AZMEX SPECIAL 2 26 SEP 2012
Note: Another good article by Sylvia Longmire. There is one very
similar characteristic of both, besides a culture of rampant
corruption. That culture of corruption, as in Cd. Juarez, cannot be
under estimated as a major factor. In both, honest citizens have
been disarmed by government and are virtually helpless to fight back
against the criminal gangs. Testifying against them is considered
suicidal. Another factor not usually reported is the very high
incidence of crime is black on black. Chicago is the most criminal
friendly city in the country, not counting Washington DC.

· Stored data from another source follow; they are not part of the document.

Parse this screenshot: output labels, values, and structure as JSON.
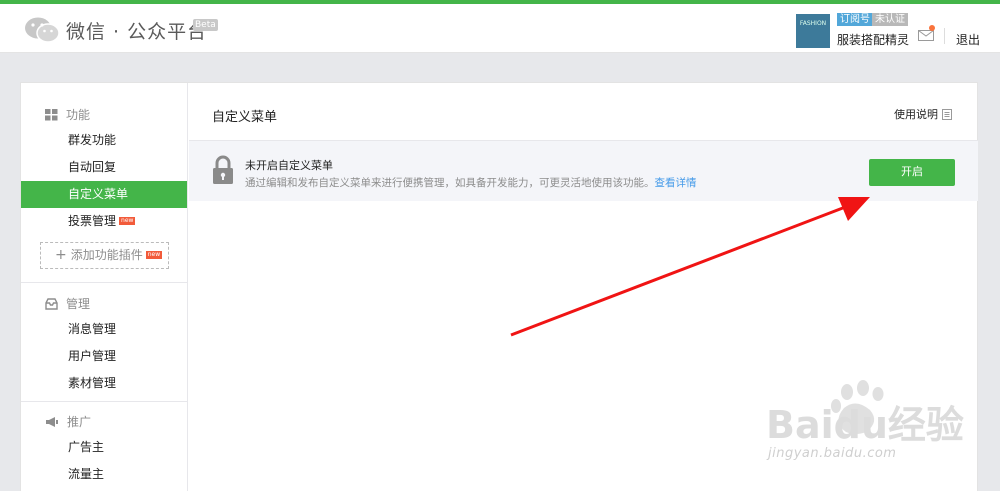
{
  "header": {
    "logo_text": "微信 · 公众平台",
    "beta": "Beta",
    "avatar_text": "FASHION",
    "tag_subscription": "订阅号",
    "tag_unverified": "未认证",
    "account_name": "服装搭配精灵",
    "logout": "退出"
  },
  "sidebar": {
    "sections": [
      {
        "title": "功能",
        "icon": "grid-icon"
      },
      {
        "title": "管理",
        "icon": "inbox-icon"
      },
      {
        "title": "推广",
        "icon": "megaphone-icon"
      }
    ],
    "items": [
      {
        "label": "群发功能"
      },
      {
        "label": "自动回复"
      },
      {
        "label": "自定义菜单",
        "active": true
      },
      {
        "label": "投票管理",
        "badge": "new"
      },
      {
        "label": "消息管理"
      },
      {
        "label": "用户管理"
      },
      {
        "label": "素材管理"
      },
      {
        "label": "广告主"
      },
      {
        "label": "流量主"
      }
    ],
    "add_plugin": {
      "label": "添加功能插件",
      "badge": "new"
    }
  },
  "main": {
    "title": "自定义菜单",
    "help": "使用说明",
    "notice": {
      "title": "未开启自定义菜单",
      "desc": "通过编辑和发布自定义菜单来进行便携管理，如具备开发能力，可更灵活地使用该功能。",
      "link": "查看详情"
    },
    "open_button": "开启"
  },
  "colors": {
    "accent": "#44b549",
    "link": "#459ae9",
    "arrow": "#f01414"
  },
  "watermark": {
    "brand": "Baidu经验",
    "url": "jingyan.baidu.com"
  }
}
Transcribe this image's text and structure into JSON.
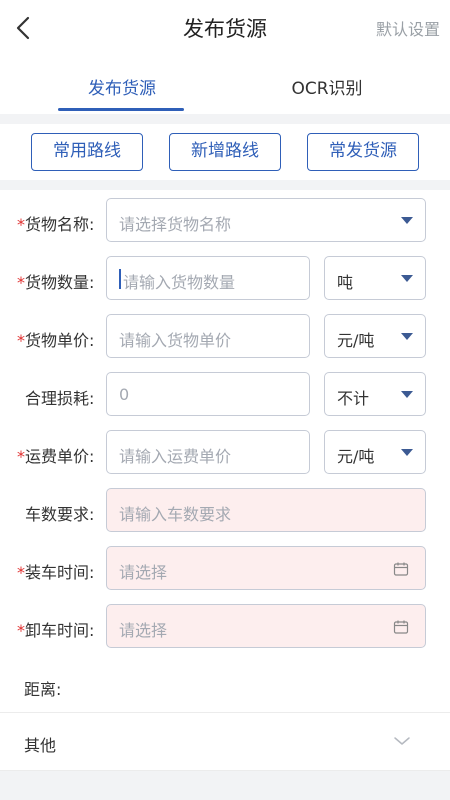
{
  "header": {
    "title": "发布货源",
    "right_action": "默认设置"
  },
  "tabs": [
    {
      "label": "发布货源",
      "active": true
    },
    {
      "label": "OCR识别",
      "active": false
    }
  ],
  "quick_actions": [
    "常用路线",
    "新增路线",
    "常发货源"
  ],
  "form": {
    "cargo_name": {
      "label": "货物名称:",
      "required": true,
      "placeholder": "请选择货物名称"
    },
    "cargo_qty": {
      "label": "货物数量:",
      "required": true,
      "placeholder": "请输入货物数量",
      "unit": "吨"
    },
    "cargo_price": {
      "label": "货物单价:",
      "required": true,
      "placeholder": "请输入货物单价",
      "unit": "元/吨"
    },
    "loss": {
      "label": "合理损耗:",
      "required": false,
      "value": "0",
      "unit": "不计"
    },
    "freight_price": {
      "label": "运费单价:",
      "required": true,
      "placeholder": "请输入运费单价",
      "unit": "元/吨"
    },
    "truck_req": {
      "label": "车数要求:",
      "required": false,
      "placeholder": "请输入车数要求"
    },
    "load_time": {
      "label": "装车时间:",
      "required": true,
      "placeholder": "请选择"
    },
    "unload_time": {
      "label": "卸车时间:",
      "required": true,
      "placeholder": "请选择"
    },
    "distance": {
      "label": "距离:"
    },
    "other": {
      "label": "其他"
    }
  },
  "required_mark": "*",
  "colors": {
    "accent": "#2f5fb8",
    "required": "#e03030",
    "pink_field": "#fdeeee",
    "band": "#f2f3f5"
  }
}
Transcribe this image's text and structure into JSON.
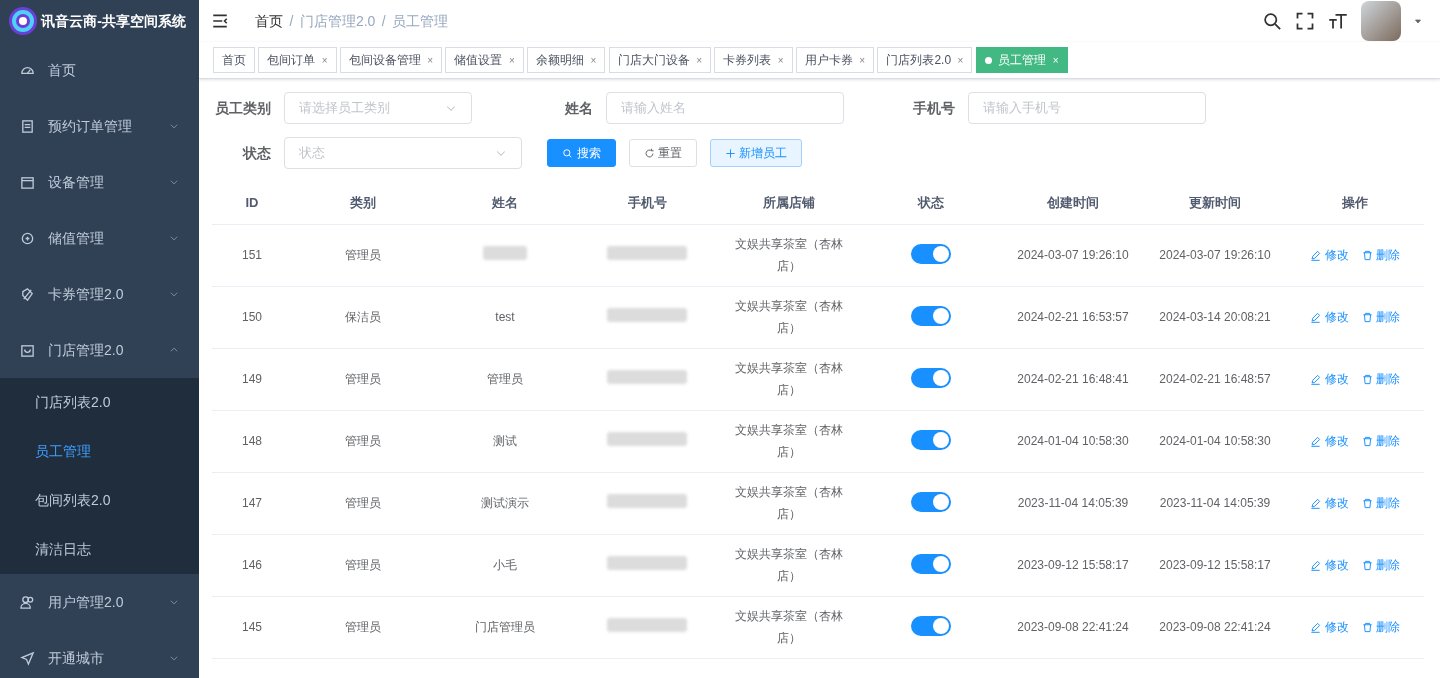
{
  "app": {
    "title": "讯音云商-共享空间系统"
  },
  "sidebar": {
    "items": [
      {
        "label": "首页"
      },
      {
        "label": "预约订单管理",
        "expanded": false
      },
      {
        "label": "设备管理",
        "expanded": false
      },
      {
        "label": "储值管理",
        "expanded": false
      },
      {
        "label": "卡券管理2.0",
        "expanded": false
      },
      {
        "label": "门店管理2.0",
        "expanded": true,
        "children": [
          {
            "label": "门店列表2.0",
            "selected": false
          },
          {
            "label": "员工管理",
            "selected": true
          },
          {
            "label": "包间列表2.0",
            "selected": false
          },
          {
            "label": "清洁日志",
            "selected": false
          }
        ]
      },
      {
        "label": "用户管理2.0",
        "expanded": false
      },
      {
        "label": "开通城市",
        "expanded": false
      }
    ]
  },
  "breadcrumb": [
    {
      "label": "首页"
    },
    {
      "separator": "/",
      "label": "门店管理2.0"
    },
    {
      "separator": "/",
      "label": "员工管理"
    }
  ],
  "tags": [
    {
      "label": "首页",
      "selected": false
    },
    {
      "label": "包间订单",
      "selected": false,
      "close": "×"
    },
    {
      "label": "包间设备管理",
      "selected": false,
      "close": "×"
    },
    {
      "label": "储值设置",
      "selected": false,
      "close": "×"
    },
    {
      "label": "余额明细",
      "selected": false,
      "close": "×"
    },
    {
      "label": "门店大门设备",
      "selected": false,
      "close": "×"
    },
    {
      "label": "卡券列表",
      "selected": false,
      "close": "×"
    },
    {
      "label": "用户卡券",
      "selected": false,
      "close": "×"
    },
    {
      "label": "门店列表2.0",
      "selected": false,
      "close": "×"
    },
    {
      "label": "员工管理",
      "selected": true,
      "close": "×"
    }
  ],
  "filters": [
    {
      "label": "员工类别",
      "kind": "select",
      "placeholder": "请选择员工类别"
    },
    {
      "label": "姓名",
      "kind": "input",
      "placeholder": "请输入姓名"
    },
    {
      "label": "手机号",
      "kind": "input",
      "placeholder": "请输入手机号"
    },
    {
      "label": "状态",
      "kind": "select",
      "placeholder": "状态"
    }
  ],
  "actions": [
    {
      "label": "搜索",
      "kind": "primary"
    },
    {
      "label": "重置",
      "kind": "default"
    },
    {
      "label": "新增员工",
      "kind": "plain"
    }
  ],
  "table": {
    "columns": [
      "ID",
      "类别",
      "姓名",
      "手机号",
      "所属店铺",
      "状态",
      "创建时间",
      "更新时间",
      "操作"
    ],
    "rows": [
      {
        "id": "151",
        "type": "管理员",
        "name_blurred": true,
        "store": "文娱共享茶室（杏林店）",
        "on": true,
        "created": "2024-03-07 19:26:10",
        "updated": "2024-03-07 19:26:10",
        "actions": [
          "修改",
          "删除"
        ]
      },
      {
        "id": "150",
        "type": "保洁员",
        "name": "test",
        "store": "文娱共享茶室（杏林店）",
        "on": true,
        "created": "2024-02-21 16:53:57",
        "updated": "2024-03-14 20:08:21",
        "actions": [
          "修改",
          "删除"
        ]
      },
      {
        "id": "149",
        "type": "管理员",
        "name": "管理员",
        "store": "文娱共享茶室（杏林店）",
        "on": true,
        "created": "2024-02-21 16:48:41",
        "updated": "2024-02-21 16:48:57",
        "actions": [
          "修改",
          "删除"
        ]
      },
      {
        "id": "148",
        "type": "管理员",
        "name": "测试",
        "store": "文娱共享茶室（杏林店）",
        "on": true,
        "created": "2024-01-04 10:58:30",
        "updated": "2024-01-04 10:58:30",
        "actions": [
          "修改",
          "删除"
        ]
      },
      {
        "id": "147",
        "type": "管理员",
        "name": "测试演示",
        "store": "文娱共享茶室（杏林店）",
        "on": true,
        "created": "2023-11-04 14:05:39",
        "updated": "2023-11-04 14:05:39",
        "actions": [
          "修改",
          "删除"
        ]
      },
      {
        "id": "146",
        "type": "管理员",
        "name": "小毛",
        "store": "文娱共享茶室（杏林店）",
        "on": true,
        "created": "2023-09-12 15:58:17",
        "updated": "2023-09-12 15:58:17",
        "actions": [
          "修改",
          "删除"
        ]
      },
      {
        "id": "145",
        "type": "管理员",
        "name": "门店管理员",
        "store": "文娱共享茶室（杏林店）",
        "on": true,
        "created": "2023-09-08 22:41:24",
        "updated": "2023-09-08 22:41:24",
        "actions": [
          "修改",
          "删除"
        ]
      }
    ]
  }
}
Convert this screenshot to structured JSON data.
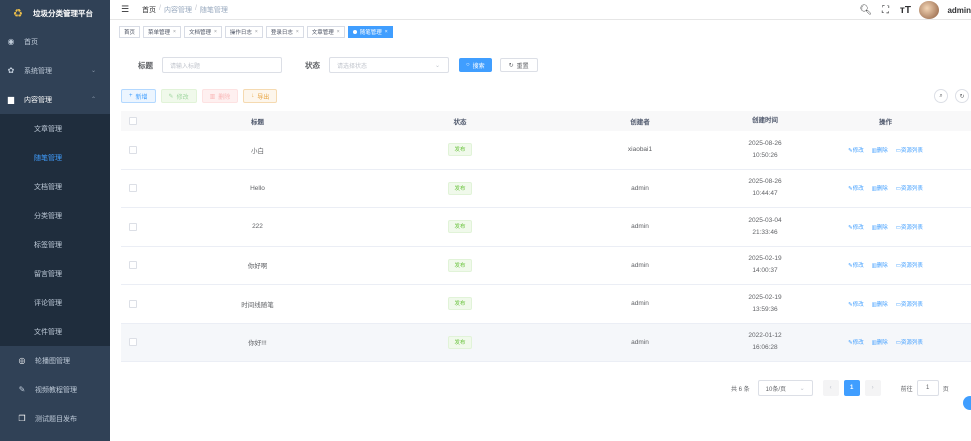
{
  "app": {
    "title": "垃圾分类管理平台"
  },
  "sidebar": {
    "home": "首页",
    "system": "系统管理",
    "content": "内容管理",
    "sub_items": [
      {
        "label": "文章管理"
      },
      {
        "label": "随笔管理"
      },
      {
        "label": "文档管理"
      },
      {
        "label": "分类管理"
      },
      {
        "label": "标签管理"
      },
      {
        "label": "留言管理"
      },
      {
        "label": "评论管理"
      },
      {
        "label": "文件管理"
      }
    ],
    "carousel": "轮播图管理",
    "video": "视频教程管理",
    "quiz": "测试题目发布"
  },
  "header": {
    "breadcrumb": [
      "首页",
      "内容管理",
      "随笔管理"
    ],
    "username": "admin"
  },
  "tags": [
    "首页",
    "菜单管理",
    "文档管理",
    "操作日志",
    "登录日志",
    "文章管理",
    "随笔管理"
  ],
  "search": {
    "title_label": "标题",
    "title_placeholder": "请输入标题",
    "status_label": "状态",
    "status_placeholder": "请选择状态",
    "search_btn": "搜索",
    "reset_btn": "重置"
  },
  "toolbar": {
    "add": "新增",
    "edit": "修改",
    "delete": "删除",
    "export": "导出"
  },
  "table": {
    "headers": {
      "title": "标题",
      "status": "状态",
      "creator": "创建者",
      "time": "创建时间",
      "ops": "操作"
    },
    "op_labels": {
      "edit": "修改",
      "delete": "删除",
      "resources": "资源列表"
    },
    "rows": [
      {
        "title": "小白",
        "status": "发布",
        "creator": "xiaobai1",
        "date": "2025-08-26",
        "time": "10:50:26"
      },
      {
        "title": "Hello",
        "status": "发布",
        "creator": "admin",
        "date": "2025-08-26",
        "time": "10:44:47"
      },
      {
        "title": "222",
        "status": "发布",
        "creator": "admin",
        "date": "2025-03-04",
        "time": "21:33:46"
      },
      {
        "title": "你好啊",
        "status": "发布",
        "creator": "admin",
        "date": "2025-02-19",
        "time": "14:00:37"
      },
      {
        "title": "时间线随笔",
        "status": "发布",
        "creator": "admin",
        "date": "2025-02-19",
        "time": "13:59:36"
      },
      {
        "title": "你好!!!",
        "status": "发布",
        "creator": "admin",
        "date": "2022-01-12",
        "time": "16:06:28"
      }
    ]
  },
  "pagination": {
    "total": "共 6 条",
    "page_size": "10条/页",
    "current": "1",
    "goto_label": "前往",
    "goto_value": "1",
    "page_unit": "页"
  }
}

http://borderviolenceanalysis.typepad.com/mexicos_drug_war/2012/09/is-
chicago-becoming-americas-ciudad-juárez.html
September 26, 2012
Is Chicago Becoming America's Ciudad Juárez?
"At least seven people…have been killed and 24 others wounded in a
string of shootings in the US city of Chicago in the past two days."
This was one very stark headline the morning of August 26, 2012. The
attacks occurred in different parts of the city, with several in the
south and west parts of the city. Shockingly, the statistics and
incident details were reminiscent of grisly headlines emerging daily
from a foreign city 1,500 miles away—Ciudad Juárez, arguably the
deadliest place in the Western Hemisphere.
Juárez has been the epicenter of violence in Mexico's drug war since
2007, when leaders of two major drug cartels—the Sinaloa Federation's
Joaquin "El Chapo" Guzmán and the Juárez cartel's Vicente Carrillo
Fuentes—failed to see eye-to-eye on a few things and went to war. The
annual murder rate skyrocketed, hitting the plateau of 3,622 people
killed in 2010 (according to New Mexico State University researcher
Molly Molloy) before dropping precipitously to 1,976 in 2011. The
trend seems to be continuing into this year, with only 602 murders
through August 14.
Chicago, however, is following a different trend. A 2011 report by
the Chicago Police Department shows the murder rate held relatively
steady between 2004-2011, with a "low" of 433 in 2011 to a high of
513 in 2008. However, this occurred after over a decade of annual
murder totals topping 900 during three years in the 1990s. And it
looks like 2012 is taking a turn for the worse again. Between the
first of the year and August 23, 351 shooting deaths occurred in the
city: 37 of those in July, 47 in June, and 51 in May.
The comparison to homicides in Ciudad Juárez this year is stunning—45
were killed there in July, 49 in June, and 74 in May.
Of course, there are several ways in which Chicago and Ciudad Juárez
differ that makes the similar numbers sit on footing that isn't
equal. Chicago has a population of roughly 2.7 million people, which
is more than twice that of Ciudad Juárez at 1.3 million residents.
The geography, industries, and average income levels are very different.
But the two cities might just have more in common than not. Ciudad
Juárez is notorious for its corrupt politicians and police officers,
with an entire enforcement arm of the Juárez cartel, known as "La
Línea," being comprised almost completely of dirty local cops.
Chicago doesn't exactly have a squeaky clean record in this
department, either. In February 2012, University of Illinois at
Chicago professor Dick Simpson, who served as alderman of the 44th
Ward in Lakeview from 1971 to 1979, found that Chicago is the most
corrupt city in the US through using US Department of Justice
statistics.
It should come as no surprise that Chicago has a gang problem. Just
over half of this year's 297 victims so far had gang affiliations.
While most of Ciudad Juárez's violence has been attributed to the war
between big cartels, the truth is more subtle. There are more than
500 gangs operating throughout the city's 800 colonias, or
neighborhoods. And the gangs are all doing the same thing, regardless
of country or nationality—fighting for turf and drug profits.
According to the US Department of Justice, Mexican cartels dominate
most trafficking of wholesale quantities of cocaine, heroin, and
marijuana in the Chicago area. DEA Special Agent in Charge Jack Riley
told CBS news last month that Mexican cartels have a significant
influence on gang violence in Chicago, with three major cartels
operating here and "turning parts of this Midwest city into a Mexican
border town."
Chicago's increasing murder rate isn't as simple as it seems—
something that can just be labeled "typical gang violence" and
addressed with more police patrols and neighborhood watches. The
roots of the violence run more deeply than some officials might be
willing to acknowledge, and stem from another violent part of the
hemisphere that is dangerously starting to look more and more similar
to "The Windy City." Residents can only hope that city officials
recognize the potential implications of the Chicago-Mexico connection
and address them before the murder rate soars even higher.